34 000 morts en cinq ans. Ce chiffre donne le vertige et explique pourquoi la période d’essai est scrutée de très près. Si les accidents augmentent sensiblement, la mesure sera purement et simplement annulée.
Et les touristes dans tout ça ?
Pour les visiteurs étrangers, cette nouvelle est une bénédiction. Finies les files d’attente à 16 h 55 devant les supérettes, finis les regards surpris quand on demande une bière à 15 h. La Thaïlande redevient un peu plus le « pays du sourire » sans contrainte horaire absurde.
Les grandes marques locales – Singha, Chang, Leo – devraient aussi profiter de cette fenêtre supplémentaire de vente. Les bars de Khaosan Road, Patong ou Walking Street risquent de voir leur chiffre d’affaires grimper légèrement l’après-midi.
Vers une libéralisation définitive ou un retour en arrière ?

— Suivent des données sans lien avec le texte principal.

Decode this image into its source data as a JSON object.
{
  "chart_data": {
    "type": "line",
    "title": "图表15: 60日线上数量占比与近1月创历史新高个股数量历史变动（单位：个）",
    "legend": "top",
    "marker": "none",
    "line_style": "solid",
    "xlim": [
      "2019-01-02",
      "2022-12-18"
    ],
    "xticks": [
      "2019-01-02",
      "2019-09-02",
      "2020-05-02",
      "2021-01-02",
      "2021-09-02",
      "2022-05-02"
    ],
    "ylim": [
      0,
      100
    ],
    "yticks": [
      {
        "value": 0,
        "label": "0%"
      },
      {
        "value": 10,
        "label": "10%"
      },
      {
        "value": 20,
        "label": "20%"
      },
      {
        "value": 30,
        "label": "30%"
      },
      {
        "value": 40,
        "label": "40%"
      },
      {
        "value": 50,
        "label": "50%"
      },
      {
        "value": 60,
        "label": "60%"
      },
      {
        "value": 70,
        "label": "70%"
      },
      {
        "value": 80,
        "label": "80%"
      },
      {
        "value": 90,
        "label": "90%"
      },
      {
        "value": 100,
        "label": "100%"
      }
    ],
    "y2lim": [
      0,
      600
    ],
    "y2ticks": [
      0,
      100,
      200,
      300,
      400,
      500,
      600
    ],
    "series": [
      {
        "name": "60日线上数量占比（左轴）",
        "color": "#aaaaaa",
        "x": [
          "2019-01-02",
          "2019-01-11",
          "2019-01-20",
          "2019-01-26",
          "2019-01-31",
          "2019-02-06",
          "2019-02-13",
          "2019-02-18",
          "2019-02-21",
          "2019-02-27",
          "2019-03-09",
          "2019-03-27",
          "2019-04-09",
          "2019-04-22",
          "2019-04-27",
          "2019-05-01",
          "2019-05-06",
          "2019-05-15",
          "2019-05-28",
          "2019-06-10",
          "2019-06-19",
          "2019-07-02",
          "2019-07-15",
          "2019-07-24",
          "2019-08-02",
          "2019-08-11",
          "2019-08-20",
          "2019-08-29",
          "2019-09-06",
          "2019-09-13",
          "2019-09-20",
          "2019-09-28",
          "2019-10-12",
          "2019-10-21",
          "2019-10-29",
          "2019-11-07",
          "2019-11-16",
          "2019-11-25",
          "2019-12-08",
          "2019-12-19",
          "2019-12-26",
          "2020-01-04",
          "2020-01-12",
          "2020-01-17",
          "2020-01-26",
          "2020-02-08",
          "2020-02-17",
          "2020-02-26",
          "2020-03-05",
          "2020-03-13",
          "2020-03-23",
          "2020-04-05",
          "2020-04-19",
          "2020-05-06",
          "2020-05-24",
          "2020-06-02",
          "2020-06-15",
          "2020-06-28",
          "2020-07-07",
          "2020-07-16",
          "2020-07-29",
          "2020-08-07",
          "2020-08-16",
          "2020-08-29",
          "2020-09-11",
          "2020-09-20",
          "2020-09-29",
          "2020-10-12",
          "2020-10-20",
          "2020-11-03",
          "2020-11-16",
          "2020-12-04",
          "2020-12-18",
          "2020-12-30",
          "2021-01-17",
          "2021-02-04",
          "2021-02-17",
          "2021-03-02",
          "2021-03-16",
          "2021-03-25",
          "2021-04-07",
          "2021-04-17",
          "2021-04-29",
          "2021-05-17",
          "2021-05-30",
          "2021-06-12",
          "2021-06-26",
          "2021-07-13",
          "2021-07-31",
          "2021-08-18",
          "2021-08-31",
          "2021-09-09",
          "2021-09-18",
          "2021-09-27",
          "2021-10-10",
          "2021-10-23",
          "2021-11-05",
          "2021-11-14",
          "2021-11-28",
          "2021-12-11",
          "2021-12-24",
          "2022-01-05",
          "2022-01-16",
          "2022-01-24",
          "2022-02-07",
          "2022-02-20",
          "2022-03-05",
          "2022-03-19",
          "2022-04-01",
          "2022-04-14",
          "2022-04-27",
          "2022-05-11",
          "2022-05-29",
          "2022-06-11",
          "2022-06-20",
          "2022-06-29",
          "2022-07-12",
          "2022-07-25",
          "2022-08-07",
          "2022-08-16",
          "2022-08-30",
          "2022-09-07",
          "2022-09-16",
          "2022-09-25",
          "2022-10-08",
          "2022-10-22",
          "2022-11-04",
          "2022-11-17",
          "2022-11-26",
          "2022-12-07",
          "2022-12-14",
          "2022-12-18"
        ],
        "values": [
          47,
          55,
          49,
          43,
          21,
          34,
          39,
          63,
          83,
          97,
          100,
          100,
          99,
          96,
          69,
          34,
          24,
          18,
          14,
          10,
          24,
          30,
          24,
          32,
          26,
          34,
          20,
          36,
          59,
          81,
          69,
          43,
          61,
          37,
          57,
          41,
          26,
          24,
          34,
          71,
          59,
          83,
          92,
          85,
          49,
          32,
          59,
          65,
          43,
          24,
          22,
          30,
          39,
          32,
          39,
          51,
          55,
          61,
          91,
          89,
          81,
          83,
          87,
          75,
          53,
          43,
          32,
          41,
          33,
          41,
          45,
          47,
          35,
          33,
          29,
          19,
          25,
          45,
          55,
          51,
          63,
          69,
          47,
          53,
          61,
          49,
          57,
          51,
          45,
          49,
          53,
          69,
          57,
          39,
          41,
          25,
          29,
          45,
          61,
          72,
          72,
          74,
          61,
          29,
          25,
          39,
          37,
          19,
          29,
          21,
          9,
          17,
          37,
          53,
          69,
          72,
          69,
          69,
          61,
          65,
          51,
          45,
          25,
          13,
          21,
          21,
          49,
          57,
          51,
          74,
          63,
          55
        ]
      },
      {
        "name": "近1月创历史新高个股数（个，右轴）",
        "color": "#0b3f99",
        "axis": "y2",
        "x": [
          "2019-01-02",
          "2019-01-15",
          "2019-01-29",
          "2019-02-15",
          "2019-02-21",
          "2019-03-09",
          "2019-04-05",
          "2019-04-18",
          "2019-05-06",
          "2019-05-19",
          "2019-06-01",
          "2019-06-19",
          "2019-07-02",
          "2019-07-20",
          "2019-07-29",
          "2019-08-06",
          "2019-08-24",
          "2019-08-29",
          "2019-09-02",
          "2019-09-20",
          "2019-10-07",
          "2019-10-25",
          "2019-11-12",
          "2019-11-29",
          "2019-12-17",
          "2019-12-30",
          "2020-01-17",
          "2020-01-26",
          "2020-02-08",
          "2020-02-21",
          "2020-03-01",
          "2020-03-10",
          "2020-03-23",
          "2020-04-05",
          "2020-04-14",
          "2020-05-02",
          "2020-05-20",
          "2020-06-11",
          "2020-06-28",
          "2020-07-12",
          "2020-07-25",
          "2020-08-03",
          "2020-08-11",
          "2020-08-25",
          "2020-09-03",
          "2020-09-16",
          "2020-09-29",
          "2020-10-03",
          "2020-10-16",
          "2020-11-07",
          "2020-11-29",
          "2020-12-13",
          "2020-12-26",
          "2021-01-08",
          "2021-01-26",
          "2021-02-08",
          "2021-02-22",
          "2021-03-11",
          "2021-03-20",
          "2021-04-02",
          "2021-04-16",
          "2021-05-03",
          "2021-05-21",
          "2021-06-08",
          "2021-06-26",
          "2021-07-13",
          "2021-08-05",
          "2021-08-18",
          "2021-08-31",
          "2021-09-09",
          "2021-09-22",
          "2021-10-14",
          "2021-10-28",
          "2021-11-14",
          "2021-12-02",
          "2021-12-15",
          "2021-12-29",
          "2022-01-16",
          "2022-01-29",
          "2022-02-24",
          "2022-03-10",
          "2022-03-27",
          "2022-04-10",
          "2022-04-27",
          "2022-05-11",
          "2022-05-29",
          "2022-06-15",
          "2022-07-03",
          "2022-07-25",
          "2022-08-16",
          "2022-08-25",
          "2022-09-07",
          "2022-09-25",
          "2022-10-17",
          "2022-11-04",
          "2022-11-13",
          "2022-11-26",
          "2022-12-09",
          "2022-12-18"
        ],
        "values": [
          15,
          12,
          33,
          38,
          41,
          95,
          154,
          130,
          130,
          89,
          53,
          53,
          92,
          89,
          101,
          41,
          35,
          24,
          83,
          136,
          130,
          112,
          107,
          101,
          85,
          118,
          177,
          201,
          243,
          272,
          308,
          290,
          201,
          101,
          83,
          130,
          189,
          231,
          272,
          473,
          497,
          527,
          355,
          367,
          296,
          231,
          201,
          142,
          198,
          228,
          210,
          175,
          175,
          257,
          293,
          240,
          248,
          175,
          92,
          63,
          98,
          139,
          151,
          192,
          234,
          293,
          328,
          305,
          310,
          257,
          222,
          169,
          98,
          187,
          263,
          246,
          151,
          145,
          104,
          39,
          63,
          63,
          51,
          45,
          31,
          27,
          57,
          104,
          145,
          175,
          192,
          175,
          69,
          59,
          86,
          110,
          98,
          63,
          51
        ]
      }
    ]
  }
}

Dans six mois, la commission rendra son verdict. Plusieurs scénarios sont possibles :
- Maintien de la vente continue si les chiffres restent stables
- Retour partiel à l’ancien système en cas d’augmentation des accidents
- Nouvelle réglementation hybride (par exemple autorisation uniquement dans les zones touristiques)
Ce qui est certain, c’est que la Thaïlande vit un véritable laboratoire social en direct. Un pays profondément bouddhiste qui tente de concilier tradition, modernité et réalité économique.
En attendant le bilan officiel, les terrasses de Bangkok, Phuket ou Chiang Mai affichent déjà quelques sourires supplémentaires à l’heure où, hier encore, elles devaient rester désespérément sèches. Le pays du sourire vient peut-être de trouver une nouvelle raison de sourire… avec modération, bien sûr.